Analyst Zach Rector Warns XRP May Face Near-Term Correction at $2.27–$2.40

Crypto analyst Zach Rector warned traders that XRP is approaching critical Fibonacci resistance that could trigger a near-term correction. In a video on X, Rector said XRP respected fib levels and rose to $2.17 before meeting the 0.236 fib near $2.27, which he expects may cause a bounce or rejection. He noted a possible extension forming a double top near $2.40 before a pullback. Rector cited regulatory catalysts — delays in the Clarity Act and upcoming Washington markup votes — as potential sources of short-term volatility. He also disclosed a personal buy order at $1.66 and urged traders to monitor fib levels and political developments when sizing positions. Key takeaways for traders: watch the 0.236 fib at ~$2.27 and the $2.40 double-top zone for rejection or breakout, account for regulatory news that can amplify moves, and use disciplined risk management.
Neutral
Rector’s warning combines technical resistance (0.236 fib near $2.27 and potential double top at $2.40) with regulatory risk, producing a mixed signal.
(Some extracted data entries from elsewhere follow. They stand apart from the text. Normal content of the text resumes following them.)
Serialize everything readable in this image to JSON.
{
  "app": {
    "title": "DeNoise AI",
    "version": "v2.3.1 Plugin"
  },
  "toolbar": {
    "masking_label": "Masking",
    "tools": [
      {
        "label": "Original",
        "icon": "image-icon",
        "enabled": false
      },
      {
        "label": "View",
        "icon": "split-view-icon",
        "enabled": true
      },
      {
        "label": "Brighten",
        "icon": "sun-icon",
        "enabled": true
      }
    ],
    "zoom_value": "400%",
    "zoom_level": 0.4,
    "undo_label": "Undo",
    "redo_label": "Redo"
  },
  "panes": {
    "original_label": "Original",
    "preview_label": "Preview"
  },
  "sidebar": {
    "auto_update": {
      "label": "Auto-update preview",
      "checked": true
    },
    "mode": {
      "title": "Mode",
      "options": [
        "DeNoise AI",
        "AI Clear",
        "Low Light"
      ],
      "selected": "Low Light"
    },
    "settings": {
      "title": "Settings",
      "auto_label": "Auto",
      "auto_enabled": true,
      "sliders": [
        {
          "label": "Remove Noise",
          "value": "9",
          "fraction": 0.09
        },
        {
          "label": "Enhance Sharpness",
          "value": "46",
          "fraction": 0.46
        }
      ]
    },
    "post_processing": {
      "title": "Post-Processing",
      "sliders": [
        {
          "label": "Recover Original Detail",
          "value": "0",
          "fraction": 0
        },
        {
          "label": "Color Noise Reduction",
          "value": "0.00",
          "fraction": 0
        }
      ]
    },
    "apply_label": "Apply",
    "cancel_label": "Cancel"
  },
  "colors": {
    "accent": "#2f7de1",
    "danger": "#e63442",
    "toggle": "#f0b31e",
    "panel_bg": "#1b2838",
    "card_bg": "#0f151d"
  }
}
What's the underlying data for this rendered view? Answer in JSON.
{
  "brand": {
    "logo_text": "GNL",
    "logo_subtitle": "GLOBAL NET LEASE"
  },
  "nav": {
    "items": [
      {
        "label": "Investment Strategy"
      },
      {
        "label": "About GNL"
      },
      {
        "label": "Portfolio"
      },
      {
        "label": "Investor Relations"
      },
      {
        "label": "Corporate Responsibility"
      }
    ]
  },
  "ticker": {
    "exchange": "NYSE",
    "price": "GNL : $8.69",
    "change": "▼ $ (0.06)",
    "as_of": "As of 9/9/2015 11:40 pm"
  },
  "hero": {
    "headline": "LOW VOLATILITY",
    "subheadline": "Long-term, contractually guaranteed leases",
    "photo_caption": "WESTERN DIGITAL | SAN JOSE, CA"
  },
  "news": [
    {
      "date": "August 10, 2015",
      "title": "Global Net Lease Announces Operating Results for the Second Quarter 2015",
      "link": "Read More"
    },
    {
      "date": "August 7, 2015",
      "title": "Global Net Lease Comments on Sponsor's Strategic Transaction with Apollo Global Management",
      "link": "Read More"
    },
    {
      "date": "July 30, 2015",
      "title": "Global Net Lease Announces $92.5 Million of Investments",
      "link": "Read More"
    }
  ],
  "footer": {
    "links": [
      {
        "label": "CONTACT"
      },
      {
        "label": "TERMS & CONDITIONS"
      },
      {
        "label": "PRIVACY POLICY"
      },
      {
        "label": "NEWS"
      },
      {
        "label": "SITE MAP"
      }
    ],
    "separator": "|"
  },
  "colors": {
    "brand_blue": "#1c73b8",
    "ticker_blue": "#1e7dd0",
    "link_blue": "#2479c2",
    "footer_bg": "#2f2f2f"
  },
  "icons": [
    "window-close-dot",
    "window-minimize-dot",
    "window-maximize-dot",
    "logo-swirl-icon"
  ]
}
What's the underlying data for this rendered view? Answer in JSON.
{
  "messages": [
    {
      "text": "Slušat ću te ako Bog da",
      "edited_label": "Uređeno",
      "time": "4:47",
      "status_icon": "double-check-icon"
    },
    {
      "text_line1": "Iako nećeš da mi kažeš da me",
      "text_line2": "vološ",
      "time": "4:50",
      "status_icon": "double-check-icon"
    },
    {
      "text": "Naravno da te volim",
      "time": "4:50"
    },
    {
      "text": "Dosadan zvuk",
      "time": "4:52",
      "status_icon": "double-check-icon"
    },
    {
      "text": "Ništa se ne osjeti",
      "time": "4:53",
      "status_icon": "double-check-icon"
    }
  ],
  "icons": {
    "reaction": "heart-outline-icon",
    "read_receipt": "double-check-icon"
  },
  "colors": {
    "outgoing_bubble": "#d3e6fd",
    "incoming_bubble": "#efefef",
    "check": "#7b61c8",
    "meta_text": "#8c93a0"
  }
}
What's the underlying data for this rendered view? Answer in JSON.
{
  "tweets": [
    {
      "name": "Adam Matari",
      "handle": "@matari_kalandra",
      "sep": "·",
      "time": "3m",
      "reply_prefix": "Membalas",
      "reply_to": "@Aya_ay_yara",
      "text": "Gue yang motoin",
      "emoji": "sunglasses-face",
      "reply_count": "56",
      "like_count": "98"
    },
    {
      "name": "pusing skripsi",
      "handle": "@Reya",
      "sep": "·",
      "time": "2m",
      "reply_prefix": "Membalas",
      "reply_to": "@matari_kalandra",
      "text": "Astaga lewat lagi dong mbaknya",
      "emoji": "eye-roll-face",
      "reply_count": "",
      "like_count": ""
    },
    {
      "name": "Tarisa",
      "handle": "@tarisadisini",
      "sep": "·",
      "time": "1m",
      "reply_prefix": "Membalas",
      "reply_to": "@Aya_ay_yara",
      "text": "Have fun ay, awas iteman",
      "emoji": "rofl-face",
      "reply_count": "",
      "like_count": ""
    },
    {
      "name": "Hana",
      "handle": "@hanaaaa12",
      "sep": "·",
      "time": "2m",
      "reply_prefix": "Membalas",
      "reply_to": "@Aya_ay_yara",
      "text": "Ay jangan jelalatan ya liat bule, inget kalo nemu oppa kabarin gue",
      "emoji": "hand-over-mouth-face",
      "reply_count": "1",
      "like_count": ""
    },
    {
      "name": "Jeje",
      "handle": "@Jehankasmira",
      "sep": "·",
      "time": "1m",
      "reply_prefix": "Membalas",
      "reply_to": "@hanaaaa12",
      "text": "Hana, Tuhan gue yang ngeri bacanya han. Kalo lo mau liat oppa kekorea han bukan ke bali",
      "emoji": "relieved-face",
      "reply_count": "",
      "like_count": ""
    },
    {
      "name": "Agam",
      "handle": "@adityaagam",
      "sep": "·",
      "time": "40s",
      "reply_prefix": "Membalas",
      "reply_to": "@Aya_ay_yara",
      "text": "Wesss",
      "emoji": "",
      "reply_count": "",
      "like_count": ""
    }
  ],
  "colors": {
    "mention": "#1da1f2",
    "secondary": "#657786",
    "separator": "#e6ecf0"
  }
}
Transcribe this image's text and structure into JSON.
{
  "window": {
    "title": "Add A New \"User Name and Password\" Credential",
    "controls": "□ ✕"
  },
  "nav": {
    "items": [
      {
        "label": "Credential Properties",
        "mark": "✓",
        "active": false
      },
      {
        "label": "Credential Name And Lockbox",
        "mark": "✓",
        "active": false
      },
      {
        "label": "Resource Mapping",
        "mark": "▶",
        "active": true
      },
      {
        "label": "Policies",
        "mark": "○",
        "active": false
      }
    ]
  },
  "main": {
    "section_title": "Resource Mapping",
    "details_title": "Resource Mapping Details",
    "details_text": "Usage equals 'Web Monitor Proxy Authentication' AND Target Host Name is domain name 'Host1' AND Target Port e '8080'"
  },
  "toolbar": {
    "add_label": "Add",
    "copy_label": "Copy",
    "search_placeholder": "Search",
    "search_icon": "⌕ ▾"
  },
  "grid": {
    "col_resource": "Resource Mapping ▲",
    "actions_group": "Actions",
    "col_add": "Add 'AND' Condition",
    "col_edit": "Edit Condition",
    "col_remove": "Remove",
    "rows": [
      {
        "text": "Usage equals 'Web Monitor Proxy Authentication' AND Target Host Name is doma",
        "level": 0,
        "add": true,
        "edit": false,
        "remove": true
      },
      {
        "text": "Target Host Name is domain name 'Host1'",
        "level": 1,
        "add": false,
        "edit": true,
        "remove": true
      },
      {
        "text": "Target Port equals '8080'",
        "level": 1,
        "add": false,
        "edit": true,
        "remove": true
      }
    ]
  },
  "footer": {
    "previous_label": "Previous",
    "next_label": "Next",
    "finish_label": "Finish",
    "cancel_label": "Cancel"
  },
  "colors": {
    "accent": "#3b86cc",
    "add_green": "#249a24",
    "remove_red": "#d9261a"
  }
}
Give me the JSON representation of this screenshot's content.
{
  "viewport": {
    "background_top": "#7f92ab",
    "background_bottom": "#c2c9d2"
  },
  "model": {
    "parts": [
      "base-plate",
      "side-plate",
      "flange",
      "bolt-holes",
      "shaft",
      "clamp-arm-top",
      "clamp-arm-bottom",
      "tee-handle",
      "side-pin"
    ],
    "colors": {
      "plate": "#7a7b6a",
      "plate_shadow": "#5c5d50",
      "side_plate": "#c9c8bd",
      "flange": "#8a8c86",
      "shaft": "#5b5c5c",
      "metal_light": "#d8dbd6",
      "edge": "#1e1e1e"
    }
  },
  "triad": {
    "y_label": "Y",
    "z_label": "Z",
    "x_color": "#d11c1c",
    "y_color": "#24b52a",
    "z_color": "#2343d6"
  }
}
Technically, rejection at these fib levels would be bearish in the short term and could prompt a correction — especially if a double top forms. Conversely, a clean breakout above $2.40 would signal bullish continuation. The addition of political/regulatory uncertainty (Clarity Act delays and markup votes) increases event risk and could amplify intraday moves or produce false breakouts. Historically, XRP has shown sharp reactions to both technical rejections and regulatory headlines: regulatory setbacks have triggered swift sell-offs, while confirmed breakouts on volume have led to sustained rallies. For traders, this implies a neutral-to-cautious stance: short-term trading opportunities exist (range fades near resistance, breakout buys above confirmation level), but position sizing and stops are essential. Over the longer term, if regulatory clarity is achieved and price clears the $2.40 zone on volume, the outlook would turn bullish; if regulatory headwinds persist and technical support fails, the trend could revert bearish.